Wenn die aberhunderten von Chürbis- und Räbeliechtli durch die Dunkelheit blitzen und langsam näher kommen, fühlt man sich in die Kindheit zurückversetzt, in Zeiten voller Unbeschwertheit, spontaner Freude, in denen ein Lichtlein in der Nacht einem noch vorkam wie ein kleiner Zauber, bestauenswert, wunderbar.

Gestern mit dem traditionellen Lichterumzug erzeugte die Gränchner Chürbisnacht diese Gefühle bestimmt bei vielen der unzähligen Besucherinnen und Besucher. Aber nicht allein deshalb ist der Anlass jedes Jahr einen Abstecher wert. Der Marktplatz zeigte sich von seiner besten Seite, der Herbst von seiner schönsten. Oder wie ein Besucher zu seiner Frau meinte: «D'Stimmig isch sofort ganz angersch - das isch scho verrekt.»

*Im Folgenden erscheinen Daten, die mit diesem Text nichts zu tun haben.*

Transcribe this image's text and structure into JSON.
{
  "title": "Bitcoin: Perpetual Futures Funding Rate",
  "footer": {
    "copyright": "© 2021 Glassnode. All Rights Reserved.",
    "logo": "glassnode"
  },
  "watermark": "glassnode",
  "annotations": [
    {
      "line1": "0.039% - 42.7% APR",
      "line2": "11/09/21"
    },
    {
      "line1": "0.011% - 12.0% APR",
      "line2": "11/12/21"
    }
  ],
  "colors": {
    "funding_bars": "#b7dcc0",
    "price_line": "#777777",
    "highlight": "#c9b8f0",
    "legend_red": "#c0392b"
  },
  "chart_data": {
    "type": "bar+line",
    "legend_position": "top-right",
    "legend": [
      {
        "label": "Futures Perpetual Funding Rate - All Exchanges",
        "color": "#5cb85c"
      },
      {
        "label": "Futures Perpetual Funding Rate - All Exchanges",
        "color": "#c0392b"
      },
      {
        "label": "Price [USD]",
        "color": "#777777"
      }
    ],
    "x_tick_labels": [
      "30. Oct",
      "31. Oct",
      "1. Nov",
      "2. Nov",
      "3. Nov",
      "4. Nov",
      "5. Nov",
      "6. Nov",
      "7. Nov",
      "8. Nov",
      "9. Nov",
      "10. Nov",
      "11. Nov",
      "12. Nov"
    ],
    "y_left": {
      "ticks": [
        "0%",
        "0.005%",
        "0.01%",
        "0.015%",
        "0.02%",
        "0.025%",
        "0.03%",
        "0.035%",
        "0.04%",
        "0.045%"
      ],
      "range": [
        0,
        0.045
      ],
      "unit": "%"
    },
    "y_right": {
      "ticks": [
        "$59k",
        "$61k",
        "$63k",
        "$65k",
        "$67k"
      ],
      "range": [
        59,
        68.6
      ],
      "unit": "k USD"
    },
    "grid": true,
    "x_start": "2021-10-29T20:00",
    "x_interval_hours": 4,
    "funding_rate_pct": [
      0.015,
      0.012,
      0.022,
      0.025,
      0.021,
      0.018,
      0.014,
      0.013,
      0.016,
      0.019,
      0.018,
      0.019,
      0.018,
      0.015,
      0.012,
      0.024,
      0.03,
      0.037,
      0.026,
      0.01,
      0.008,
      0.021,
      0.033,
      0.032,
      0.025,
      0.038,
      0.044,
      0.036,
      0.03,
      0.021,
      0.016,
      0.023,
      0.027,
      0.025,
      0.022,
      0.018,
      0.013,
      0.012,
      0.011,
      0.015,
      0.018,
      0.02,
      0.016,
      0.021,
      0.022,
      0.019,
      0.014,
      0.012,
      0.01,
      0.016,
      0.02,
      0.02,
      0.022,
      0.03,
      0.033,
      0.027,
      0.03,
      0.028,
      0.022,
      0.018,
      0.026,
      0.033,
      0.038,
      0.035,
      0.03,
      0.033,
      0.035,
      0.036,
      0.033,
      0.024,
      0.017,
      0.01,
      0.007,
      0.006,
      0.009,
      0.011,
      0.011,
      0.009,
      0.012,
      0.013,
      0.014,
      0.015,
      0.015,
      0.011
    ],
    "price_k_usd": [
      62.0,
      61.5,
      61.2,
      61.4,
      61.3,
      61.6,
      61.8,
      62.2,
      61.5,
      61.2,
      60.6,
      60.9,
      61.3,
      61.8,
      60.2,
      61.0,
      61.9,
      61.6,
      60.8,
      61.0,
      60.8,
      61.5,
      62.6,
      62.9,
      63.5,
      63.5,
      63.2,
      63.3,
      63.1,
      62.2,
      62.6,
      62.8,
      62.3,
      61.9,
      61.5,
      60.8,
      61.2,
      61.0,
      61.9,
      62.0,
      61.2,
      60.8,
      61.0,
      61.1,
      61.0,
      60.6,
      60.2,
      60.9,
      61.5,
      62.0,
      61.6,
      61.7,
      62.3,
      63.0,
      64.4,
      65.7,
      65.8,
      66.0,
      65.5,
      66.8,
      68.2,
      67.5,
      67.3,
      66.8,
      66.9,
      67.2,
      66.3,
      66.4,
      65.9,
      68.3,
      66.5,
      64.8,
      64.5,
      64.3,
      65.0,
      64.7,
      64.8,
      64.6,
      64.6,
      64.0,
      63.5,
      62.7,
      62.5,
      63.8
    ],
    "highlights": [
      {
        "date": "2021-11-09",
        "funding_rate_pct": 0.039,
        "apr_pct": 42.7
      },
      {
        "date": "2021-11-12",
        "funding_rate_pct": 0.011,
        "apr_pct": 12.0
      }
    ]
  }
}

Cervelat bräteln am Zytplatz

Eltern und Kinder konnten sich auf dem Zytplatz die Cervelat an der (fast) authentischen Waldfeuerstelle gleich selber bräteln, weiter oben auf dem Marktplatz gab es Leckerbissen aller Art, kulinarische, oder solche aus der Handwerkskunst und Kultur. So unterhielt die peruanische Gruppe «Palisandro» mit rhythmischen Klängen, dann die Jugendmusik Biel und schliesslich auch die Stadtmusik Grenchen. Hier schmeichelte einem der süsse Duft von Glühwein durch die Nase, dort der hungermachende Duft von Wurst und Hamburger der hiesigen Metzger. Prächtig geschnitzte und verzierte Kürbisse waren sowohl an den Marktständen wie auch auf der Platzmitte zu bewundern, wo das Lichterspektakel von den Klängen der Drehorgelspieler begleitet wurde. So schön, dass kleine Kinder eifrig rumhüpften - symbolisch für die Freude und die gute Laune.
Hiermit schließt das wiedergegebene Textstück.